Vancouver/Toronto Comparison: Condo Sales to New Listings

If sales to new listings ratios foreshadow what is coming next for a housing market, then both the condo markets of Vancouver and Toronto may be in for some declining results. For Vancouver, this would mean continued negative year-over-year price returns; however, for Toronto it is less obvious what the extent of the impact on prices would be. While the massive double-digit gains of the past two years may end, Toronto’s sales to new listings ratio has a distance to fall to end the price growth altogether.

When we examined the two condo markets for their price growth patterns, we saw that the similarity between Vancouver and Toronto was fading over the past year or so. Looking at the sales to new listings ratios, however, paints a picture of two cities experiencing very similar trends. For this update we reviewed sales to new listings (S2NL) results against each month’s five-year average performance, as well as the year-over-year figures. As always, we employed our nine-month time shift to see if Toronto’s results follow Vancouver’s.

Van TO C S2NL M FebSource: REBGV, TREB, Six Housing Sense

The first graph shows the monthly S2NL ratio in comparison to the five-year average for each month. Both lines show how inventory grew tight in advance of each city’s initial price boom. Since then Vancouver has fallen well below its five-year average while Toronto is hoovering slightly above it.

Van TO C S2NL M TS FebSource: REBGV, TREB, Six Housing Sense

This graph shows the nine-month time shift (Vancouver’s data from Jan 2014 to the present and Toronto’s from Oct 2014 to the present). Showing the time shift we see that while not all peaks and valleys are matched perfectly between Vancouver and Toronto, the general path they are taking holds in good alignment. More recently, Toronto’s S2NL performance has been able to hold at or above its five-year average; however, if the two cities remain in close proximity, the next few months will be a test for Toronto. Certainly, with the news that a majority of individuals holding an investment property are considering selling within the year (62%), a falling sales to new listings ratio is possible for Toronto.

Van TO C S2NL yoy FebSource: REBGV, TREB, Six Housing Sense

The year-over-year results show how each city’s S2NL ratios rose sharply leading up to their first price peaks. Since each respective initial peak, annual comparisons have been more controlled. Until 2018 for Vancouver, each city had seen year-over-year changes of plus or minus 20%.

Van TO C S2NL yoy TS FebSource: REBGV, TREB, Six Housing Sense

By using the time shift comparison (Vancouver from Jan 2015 to present and Toronto Oct 2015 to present) we are able to illustrate just how aligned the year-over-year changes have been for the two condo markets, if nine months apart.

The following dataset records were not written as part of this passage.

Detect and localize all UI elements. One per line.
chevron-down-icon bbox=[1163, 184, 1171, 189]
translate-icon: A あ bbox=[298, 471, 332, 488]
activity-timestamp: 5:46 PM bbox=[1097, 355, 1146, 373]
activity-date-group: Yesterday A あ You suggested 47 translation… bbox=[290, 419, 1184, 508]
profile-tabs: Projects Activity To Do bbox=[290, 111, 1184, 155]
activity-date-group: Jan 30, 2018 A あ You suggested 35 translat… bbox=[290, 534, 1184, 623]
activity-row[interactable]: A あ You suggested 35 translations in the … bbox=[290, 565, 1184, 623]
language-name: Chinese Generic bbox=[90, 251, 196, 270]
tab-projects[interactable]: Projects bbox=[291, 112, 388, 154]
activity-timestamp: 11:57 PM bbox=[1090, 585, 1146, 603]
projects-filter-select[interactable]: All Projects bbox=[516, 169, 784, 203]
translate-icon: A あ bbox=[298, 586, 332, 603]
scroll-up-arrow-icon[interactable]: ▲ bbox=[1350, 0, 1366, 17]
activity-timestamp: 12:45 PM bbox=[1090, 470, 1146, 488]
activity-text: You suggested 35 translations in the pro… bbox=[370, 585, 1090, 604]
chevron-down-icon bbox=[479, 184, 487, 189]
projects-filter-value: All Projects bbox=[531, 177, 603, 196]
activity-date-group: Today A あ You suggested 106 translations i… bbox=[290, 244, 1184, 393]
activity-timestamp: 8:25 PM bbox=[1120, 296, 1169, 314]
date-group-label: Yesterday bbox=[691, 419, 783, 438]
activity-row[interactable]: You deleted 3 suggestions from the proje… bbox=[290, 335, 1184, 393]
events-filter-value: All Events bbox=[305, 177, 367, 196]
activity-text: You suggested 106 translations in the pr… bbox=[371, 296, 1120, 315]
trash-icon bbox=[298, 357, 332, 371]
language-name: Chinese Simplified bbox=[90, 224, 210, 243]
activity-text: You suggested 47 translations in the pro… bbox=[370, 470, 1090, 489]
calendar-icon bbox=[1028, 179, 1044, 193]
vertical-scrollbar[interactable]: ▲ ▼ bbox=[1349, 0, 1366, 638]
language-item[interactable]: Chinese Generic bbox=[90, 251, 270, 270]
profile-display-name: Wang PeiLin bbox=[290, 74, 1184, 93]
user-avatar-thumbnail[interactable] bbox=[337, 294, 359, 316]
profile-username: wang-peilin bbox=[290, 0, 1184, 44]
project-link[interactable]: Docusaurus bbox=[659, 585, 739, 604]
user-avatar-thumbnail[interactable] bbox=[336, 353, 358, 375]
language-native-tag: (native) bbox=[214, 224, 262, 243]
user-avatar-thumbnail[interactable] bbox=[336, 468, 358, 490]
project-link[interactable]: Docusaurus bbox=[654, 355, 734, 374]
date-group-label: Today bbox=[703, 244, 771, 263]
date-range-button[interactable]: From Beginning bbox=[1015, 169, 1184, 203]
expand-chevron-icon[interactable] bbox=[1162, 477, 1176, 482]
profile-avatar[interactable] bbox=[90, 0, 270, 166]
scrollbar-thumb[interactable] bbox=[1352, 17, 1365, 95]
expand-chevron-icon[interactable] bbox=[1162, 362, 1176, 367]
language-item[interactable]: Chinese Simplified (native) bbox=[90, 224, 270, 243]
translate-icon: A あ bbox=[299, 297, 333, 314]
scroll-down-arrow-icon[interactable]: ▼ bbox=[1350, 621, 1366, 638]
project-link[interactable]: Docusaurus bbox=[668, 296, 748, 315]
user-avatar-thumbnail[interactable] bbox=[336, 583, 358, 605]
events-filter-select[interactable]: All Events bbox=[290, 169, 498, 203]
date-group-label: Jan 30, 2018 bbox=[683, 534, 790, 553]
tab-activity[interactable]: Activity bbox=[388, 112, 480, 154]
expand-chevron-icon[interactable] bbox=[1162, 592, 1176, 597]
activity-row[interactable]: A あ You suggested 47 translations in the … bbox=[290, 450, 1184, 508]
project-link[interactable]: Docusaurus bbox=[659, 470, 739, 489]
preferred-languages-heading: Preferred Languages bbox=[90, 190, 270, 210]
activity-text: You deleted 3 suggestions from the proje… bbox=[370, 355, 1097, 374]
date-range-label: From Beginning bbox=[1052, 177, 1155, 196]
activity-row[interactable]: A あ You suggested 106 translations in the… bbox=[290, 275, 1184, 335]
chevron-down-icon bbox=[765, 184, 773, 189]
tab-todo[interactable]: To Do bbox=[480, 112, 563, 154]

As we saw from the previous time shift graph against the five-year average, not all monthly highs and lows are matched perfectly but the two general lines have moved up and down together. This is problematic for Toronto because the next movement will be down if the trend continues.

Whereas the detached markets of Toronto and Vancouver showed high consistency across prices and sales, the condo sectors review was interesting as the correlation appeared stronger on the sales to new listings side. That said, nothing has the power to impact prices more than growing or shrinking inventory levels. If Toronto continues following Vancouver by nine months, 2019 could bring lower sales to new listings ratios and thus rising inventory levels. If that happens, prices will be interesting to watch.